There are two themes running through my journal lately — one is of intense gratitude: about the things I’ve been given and how much I didn’t deserve them. They are filled with thankfulness about how things have unfurled with Annie. It’s got a lot of awe and wonder at the beauty of the outdoors and the sheer awe of creation.
But its counterpart is written from a part of me that is uncomfortable with my comfort — feeling sometimes an almost-arrogance at how much I’ve gotten things figured out or how much I’ve learned or where I am in life. I think a part of myself senses a puffed-upness in my soul, or is wary of a front that I put up from time to time. It’s a false self, tied up in schedules and enamored by Having It Together.
It’s hard to put my finger on it, but it comes and goes with a sort of numbness to the Gospel that creeps up, accompanied with various flavors of cynicism. Thinking to myself that the times I felt God’s presence the most were the times when I was humbled the most and almost wanting to crawl back to that place again, if only to sense the closeness of my father.

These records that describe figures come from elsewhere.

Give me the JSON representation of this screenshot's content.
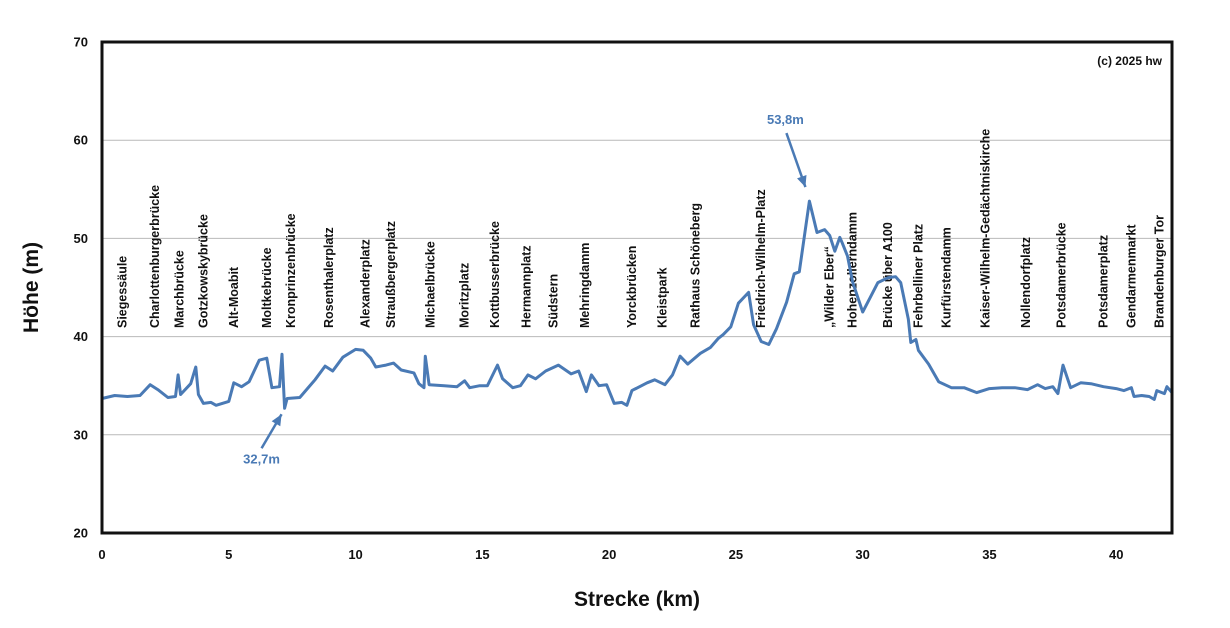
{
  "chart_data": {
    "type": "line",
    "title": "",
    "xlabel": "Strecke (km)",
    "ylabel": "Höhe (m)",
    "xlim": [
      0,
      42.2
    ],
    "ylim": [
      20,
      70
    ],
    "x_ticks": [
      "0",
      "5",
      "10",
      "15",
      "20",
      "25",
      "30",
      "35",
      "40"
    ],
    "y_ticks": [
      "20",
      "30",
      "40",
      "50",
      "60",
      "70"
    ],
    "grid": "horizontal",
    "copyright": "(c) 2025 hw",
    "line_color": "#4a7ab5",
    "series": [
      {
        "values": [
          [
            0,
            33.7
          ],
          [
            0.5,
            34.0
          ],
          [
            1.0,
            33.9
          ],
          [
            1.5,
            34.0
          ],
          [
            1.9,
            35.1
          ],
          [
            2.2,
            34.6
          ],
          [
            2.6,
            33.8
          ],
          [
            2.9,
            33.9
          ],
          [
            3.0,
            36.1
          ],
          [
            3.1,
            34.1
          ],
          [
            3.5,
            35.2
          ],
          [
            3.7,
            36.9
          ],
          [
            3.8,
            34.1
          ],
          [
            4.0,
            33.2
          ],
          [
            4.3,
            33.3
          ],
          [
            4.5,
            33.0
          ],
          [
            5.0,
            33.4
          ],
          [
            5.2,
            35.3
          ],
          [
            5.5,
            34.9
          ],
          [
            5.8,
            35.4
          ],
          [
            6.2,
            37.6
          ],
          [
            6.5,
            37.8
          ],
          [
            6.7,
            34.8
          ],
          [
            7.0,
            34.9
          ],
          [
            7.1,
            38.2
          ],
          [
            7.2,
            32.7
          ],
          [
            7.3,
            33.7
          ],
          [
            7.8,
            33.8
          ],
          [
            8.1,
            34.7
          ],
          [
            8.4,
            35.6
          ],
          [
            8.8,
            37.0
          ],
          [
            9.1,
            36.5
          ],
          [
            9.5,
            37.9
          ],
          [
            10.0,
            38.7
          ],
          [
            10.3,
            38.6
          ],
          [
            10.6,
            37.8
          ],
          [
            10.8,
            36.9
          ],
          [
            11.2,
            37.1
          ],
          [
            11.5,
            37.3
          ],
          [
            11.8,
            36.6
          ],
          [
            12.3,
            36.3
          ],
          [
            12.5,
            35.2
          ],
          [
            12.7,
            34.8
          ],
          [
            12.75,
            38.0
          ],
          [
            12.9,
            35.1
          ],
          [
            13.5,
            35.0
          ],
          [
            14.0,
            34.9
          ],
          [
            14.3,
            35.5
          ],
          [
            14.5,
            34.8
          ],
          [
            14.9,
            35.0
          ],
          [
            15.2,
            35.0
          ],
          [
            15.6,
            37.1
          ],
          [
            15.8,
            35.7
          ],
          [
            16.2,
            34.8
          ],
          [
            16.5,
            35.0
          ],
          [
            16.8,
            36.1
          ],
          [
            17.1,
            35.7
          ],
          [
            17.5,
            36.5
          ],
          [
            18.0,
            37.1
          ],
          [
            18.5,
            36.2
          ],
          [
            18.8,
            36.5
          ],
          [
            19.1,
            34.4
          ],
          [
            19.3,
            36.1
          ],
          [
            19.6,
            35.0
          ],
          [
            19.9,
            35.1
          ],
          [
            20.2,
            33.2
          ],
          [
            20.5,
            33.3
          ],
          [
            20.7,
            33.0
          ],
          [
            20.9,
            34.5
          ],
          [
            21.5,
            35.3
          ],
          [
            21.8,
            35.6
          ],
          [
            22.2,
            35.1
          ],
          [
            22.5,
            36.1
          ],
          [
            22.8,
            38.0
          ],
          [
            23.1,
            37.2
          ],
          [
            23.6,
            38.3
          ],
          [
            24.0,
            38.9
          ],
          [
            24.3,
            39.8
          ],
          [
            24.5,
            40.2
          ],
          [
            24.8,
            41.0
          ],
          [
            25.1,
            43.4
          ],
          [
            25.5,
            44.5
          ],
          [
            25.7,
            41.2
          ],
          [
            26.0,
            39.5
          ],
          [
            26.3,
            39.2
          ],
          [
            26.6,
            40.8
          ],
          [
            27.0,
            43.5
          ],
          [
            27.3,
            46.4
          ],
          [
            27.5,
            46.6
          ],
          [
            27.9,
            53.8
          ],
          [
            28.2,
            50.6
          ],
          [
            28.5,
            50.9
          ],
          [
            28.7,
            50.3
          ],
          [
            28.9,
            48.7
          ],
          [
            29.1,
            50.1
          ],
          [
            29.2,
            49.5
          ],
          [
            29.4,
            48.2
          ],
          [
            29.6,
            45.6
          ],
          [
            30.0,
            42.5
          ],
          [
            30.3,
            44.0
          ],
          [
            30.6,
            45.5
          ],
          [
            31.0,
            46.0
          ],
          [
            31.3,
            46.1
          ],
          [
            31.5,
            45.5
          ],
          [
            31.8,
            41.8
          ],
          [
            31.9,
            39.4
          ],
          [
            32.1,
            39.7
          ],
          [
            32.2,
            38.6
          ],
          [
            32.6,
            37.2
          ],
          [
            33.0,
            35.4
          ],
          [
            33.5,
            34.8
          ],
          [
            34.0,
            34.8
          ],
          [
            34.5,
            34.3
          ],
          [
            35.0,
            34.7
          ],
          [
            35.5,
            34.8
          ],
          [
            36.0,
            34.8
          ],
          [
            36.5,
            34.6
          ],
          [
            36.9,
            35.1
          ],
          [
            37.2,
            34.7
          ],
          [
            37.5,
            34.9
          ],
          [
            37.7,
            34.2
          ],
          [
            37.9,
            37.1
          ],
          [
            38.2,
            34.8
          ],
          [
            38.6,
            35.3
          ],
          [
            39.0,
            35.2
          ],
          [
            39.5,
            34.9
          ],
          [
            40.0,
            34.7
          ],
          [
            40.3,
            34.5
          ],
          [
            40.6,
            34.8
          ],
          [
            40.7,
            33.9
          ],
          [
            41.0,
            34.0
          ],
          [
            41.3,
            33.9
          ],
          [
            41.5,
            33.6
          ],
          [
            41.6,
            34.5
          ],
          [
            41.9,
            34.2
          ],
          [
            42.0,
            34.9
          ],
          [
            42.2,
            34.3
          ]
        ]
      }
    ],
    "places": [
      {
        "name": "Siegessäule",
        "x": 0.8
      },
      {
        "name": "Charlottenburgerbrücke",
        "x": 2.1
      },
      {
        "name": "Marchbrücke",
        "x": 3.05
      },
      {
        "name": "Gotzkowskybrücke",
        "x": 4.0
      },
      {
        "name": "Alt-Moabit",
        "x": 5.2
      },
      {
        "name": "Moltkebrücke",
        "x": 6.5
      },
      {
        "name": "Kronprinzenbrücke",
        "x": 7.45
      },
      {
        "name": "Rosenthalerplatz",
        "x": 8.95
      },
      {
        "name": "Alexanderplatz",
        "x": 10.4
      },
      {
        "name": "Straußbergerplatz",
        "x": 11.4
      },
      {
        "name": "Michaelbrücke",
        "x": 12.95
      },
      {
        "name": "Moritzplatz",
        "x": 14.3
      },
      {
        "name": "Kottbusserbrücke",
        "x": 15.5
      },
      {
        "name": "Hermannplatz",
        "x": 16.75
      },
      {
        "name": "Südstern",
        "x": 17.8
      },
      {
        "name": "Mehringdamm",
        "x": 19.05
      },
      {
        "name": "Yorckbrücken",
        "x": 20.9
      },
      {
        "name": "Kleistpark",
        "x": 22.1
      },
      {
        "name": "Rathaus Schöneberg",
        "x": 23.4
      },
      {
        "name": "Friedrich-Wilhelm-Platz",
        "x": 26.0
      },
      {
        "name": "„Wilder Eber“",
        "x": 28.7
      },
      {
        "name": "Hohenzollerndamm",
        "x": 29.6
      },
      {
        "name": "Brücke über A100",
        "x": 31.0
      },
      {
        "name": "Fehrbelliner Platz",
        "x": 32.2
      },
      {
        "name": "Kurfürstendamm",
        "x": 33.3
      },
      {
        "name": "Kaiser-Wilhelm-Gedächtniskirche",
        "x": 34.85
      },
      {
        "name": "Nollendorfplatz",
        "x": 36.45
      },
      {
        "name": "Potsdamerbrücke",
        "x": 37.85
      },
      {
        "name": "Potsdamerplatz",
        "x": 39.5
      },
      {
        "name": "Gendarmenmarkt",
        "x": 40.6
      },
      {
        "name": "Brandenburger Tor",
        "x": 41.7
      }
    ],
    "annotations": [
      {
        "text": "53,8m",
        "x": 27.9,
        "y": 53.8,
        "position": "above-left"
      },
      {
        "text": "32,7m",
        "x": 7.2,
        "y": 32.7,
        "position": "below-left"
      }
    ]
  }
}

Bankrupt… maybe that’s a word I’m looking for. When I was humbled and begging for God’s presence in my life. And now that I’m in a place of plenty, there’s that sense that I’m looking into mirrors and still missing the real thing. Jesus, be near to me now. I want to know your voice. I want to know simple things to be important things, like iron friendships and unyielding brotherhood, like being a part of your movement, like seeing redemption and miracles and Grace rock people for good, like humble love that is beyond reproach or ridicule.